Apple Warns of Zero-Day Exploits Targeting Specific iOS Users in Sophisticated Attacks

Cupertino, California – April 16, 2025
Apple has disclosed that two zero-day vulnerabilities in iOS were exploited in “extremely sophisticated” attacks against “specific targeted individuals,” prompting emergency security updates released on April 15, 2025. Tracked as CVE-2025-24236 and CVE-2025-24237, the flaws affected WebKit and the iOS kernel, respectively, allowing attackers to bypass security measures on iPhones running versions prior to iOS 18.3.3, per Ars Technica and BleepingComputer. The revelation, coupled with a lack of detailed attribution, has sparked concern on X, where users speculate about state-sponsored espionage while urging immediate updates.

The Vulnerabilities

The first flaw, CVE-2025-24236, lies in WebKit, the engine powering Safari and other iOS browsers, enabling malicious web content to escape the Web Content sandbox and execute arbitrary code, per Apple’s Security Advisory.
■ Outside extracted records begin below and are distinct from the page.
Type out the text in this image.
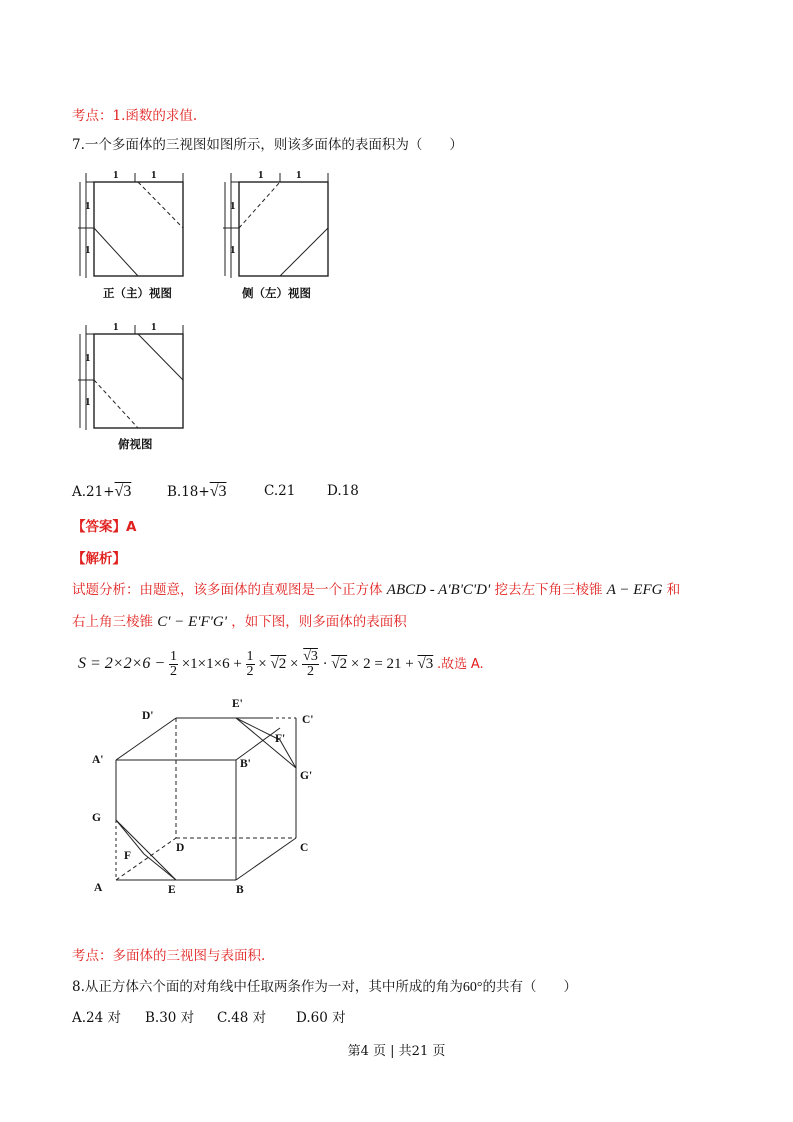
考点：1.函数的求值.
7.一个多面体的三视图如图所示，则该多面体的表面积为（　　）
1	1
1
1
正（主）视图
1	1
1
1
侧（左）视图
1	1
1
1
俯视图
A.21+√3	B.18+√3	C.21 D.18
【答案】A
【解析】
试题分析：由题意，该多面体的直观图是一个正方体 ABCD - A'B'C'D' 挖去左下角三棱锥 A − EFG 和
右上角三棱锥 C' − E'F'G' ，如下图，则多面体的表面积
$S = 2\times 2\times 6 - \frac{1}{2} \times 1\times 1\times 6 + \frac{1}{2} \times √2 \times \frac{√3}{2} \cdot √2 \times 2 = 21 + √3$ .故选 A.
D'
E'
C'
F'
A'	B'
G'
G
D	C
F
A	E	B
考点：多面体的三视图与表面积.
8.从正方体六个面的对角线中任取两条作为一对，其中所成的角为60°的共有（　　）
A.24 对 B.30 对 C.48 对 D.60 对
第4 页 | 共21 页
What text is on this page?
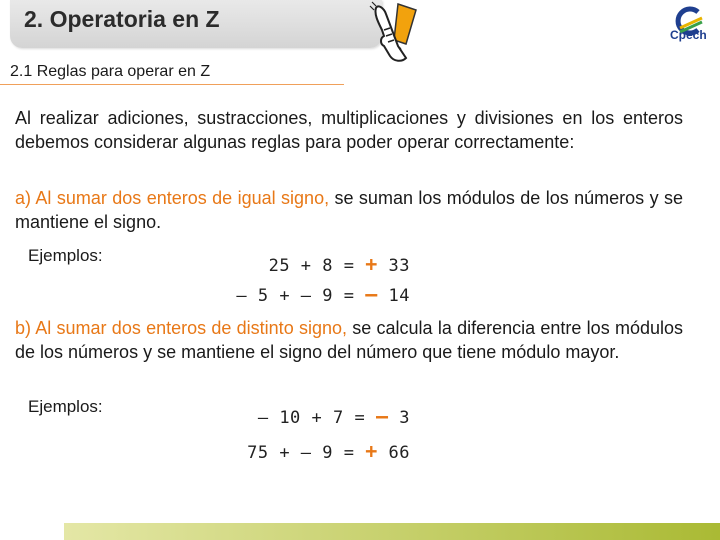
2. Operatoria en Z
Cpech
2.1 Reglas para operar en Z

Al realizar adiciones, sustracciones, multiplicaciones y divisiones en los enteros debemos considerar algunas reglas para poder operar correctamente:

a) Al sumar dos enteros de igual signo, se suman los módulos de los números y se mantiene el signo.

Ejemplos:
25 + 8 = + 33
– 5 + – 9 = – 14

b) Al sumar dos enteros de distinto signo, se calcula la diferencia entre los módulos de los números y se mantiene el signo del número que tiene módulo mayor.

Ejemplos:
– 10 + 7 = – 3
75 + – 9 = + 66
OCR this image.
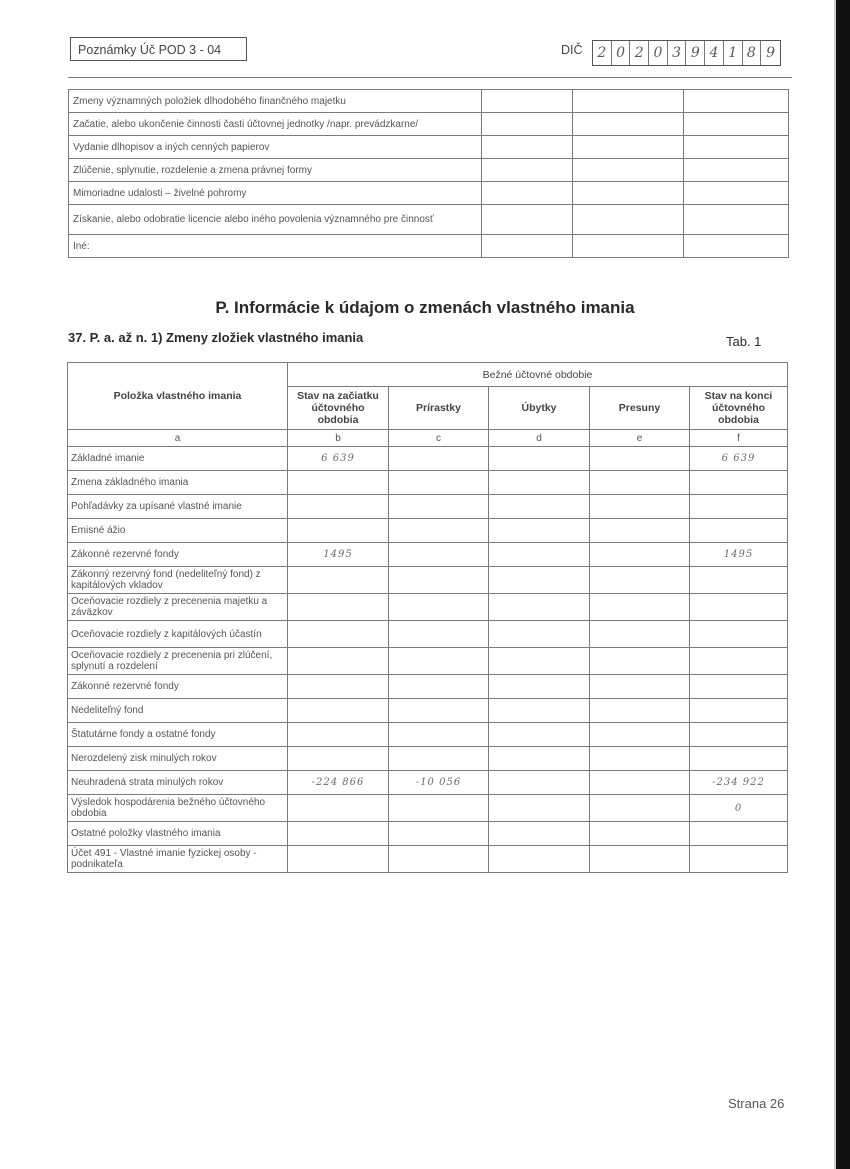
Poznámky Úč POD 3 - 04	DIČ	2 0 2 0 3 9 4 1 8 9
Zmeny významných položiek dlhodobého finančného majetku			
Začatie, alebo ukončenie činnosti časti účtovnej jednotky /napr. prevádzkarne/			
Vydanie dlhopisov a iných cenných papierov			
Zlúčenie, splynutie, rozdelenie a zmena právnej formy			
Mimoriadne udalosti – živelné pohromy			
Získanie, alebo odobratie licencie alebo iného povolenia významného pre činnosť			
Iné:			
P. Informácie k údajom o zmenách vlastného imania
37. P. a. až n. 1) Zmeny zložiek vlastného imania	Tab. 1
Položka vlastného imania	Bežné účtovné obdobie				
	Stav na začiatku účtovného obdobia	Prírastky	Úbytky	Presuny	Stav na konci účtovného obdobia
a	b	c	d	e	f
Základné imanie	6 639				6 639
Zmena základného imania					
Pohľadávky za upísané vlastné imanie					
Emisné ážio					
Zákonné rezervné fondy	1495				1495
Zákonný rezervný fond (nedeliteľný fond) z kapitálových vkladov					
Oceňovacie rozdiely z precenenia majetku a záväzkov					
Oceňovacie rozdiely z kapitálových účastín					
Oceňovacie rozdiely z precenenia pri zlúčení, splynutí a rozdelení					
Zákonné rezervné fondy					
Nedeliteľný fond					
Štatutárne fondy a ostatné fondy					
Nerozdelený zisk minulých rokov					
Neuhradená strata minulých rokov	-224 866	-10 056			-234 922
Výsledok hospodárenia bežného účtovného obdobia					0
Ostatné položky vlastného imania					
Účet 491 - Vlastné imanie fyzickej osoby - podnikateľa					
Strana 26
The second, CVE-2025-24237, is a kernel vulnerability granting attackers read-and-write access to bypass memory protections, potentially allowing device takeover, per CSO Online. Affected devices include iPhone XS and later, plus various iPad models, with patches rolled out in iOS 18.3.3 and iPadOS 18.3.3, per The Hacker News.

Apple noted the attacks targeted “specific individuals,” likely high-profile figures like journalists, activists, or dissidents, using tactics reminiscent of spyware campaigns by vendors like NSO Group, per Infosecurity Magazine. The company credited Citizen Lab’s Bill Marczak for discovering CVE-2025-24236, suggesting a link to surveillance research, though no specifics on perpetrators or victims were shared, per Dark Reading. On X, users connect the dots: “Sounds like Pegasus-style targeting—scary stuff,” one posted, while another asked, “Why so vague, Apple?”

Context and Response

These are Apple’s fourth and fifth zero-days patched in 2025, following CVE-2025-24085 (January), CVE-2025-24200 (February), and CVE-2025-24201 (March), all tied to targeted attacks, per BleepingComputer. In 2024, Apple addressed six zero-days, down from 20 in 2023, reflecting persistent threats to iOS, per Malwarebytes. The latest fixes build on iOS 17.2’s defenses, with Apple urging users to update immediately, as broader exploitation could follow once details leak, per TechTarget.

The attacks’ sophistication—potentially requiring physical access for CVE-2025-24237—points to well-funded actors, possibly nation-states, per Field Effect. X sentiment mixes alarm with pragmatism: “Regular users are safe, but update anyway,” one user advised, while another warned, “If you’re a target, no patch saves you forever.” Apple’s silence on attack scope fuels speculation, with some on X joking, “Bet it’s diplomats or crypto bros.”

Why It Matters

Zero-days, which exploit unknown flaws, are rare but devastating, costing up to $2 million on markets like Zerodium, per Dark Reading (2020). Apple’s iOS, with its 1.8 billion active devices, remains a prime target, per 2024 Statista data. While most users face low risk, the targeting of individuals—like those in past Pegasus cases—raises privacy concerns, per The Guardian. As one X user put it, “Apple’s fighting spies while we’re just scrolling.”

Users should navigate to Settings > General > Software Update to install iOS 18.3.3. For now, the focus is on high-risk individuals, but the broader iOS ecosystem watches closely.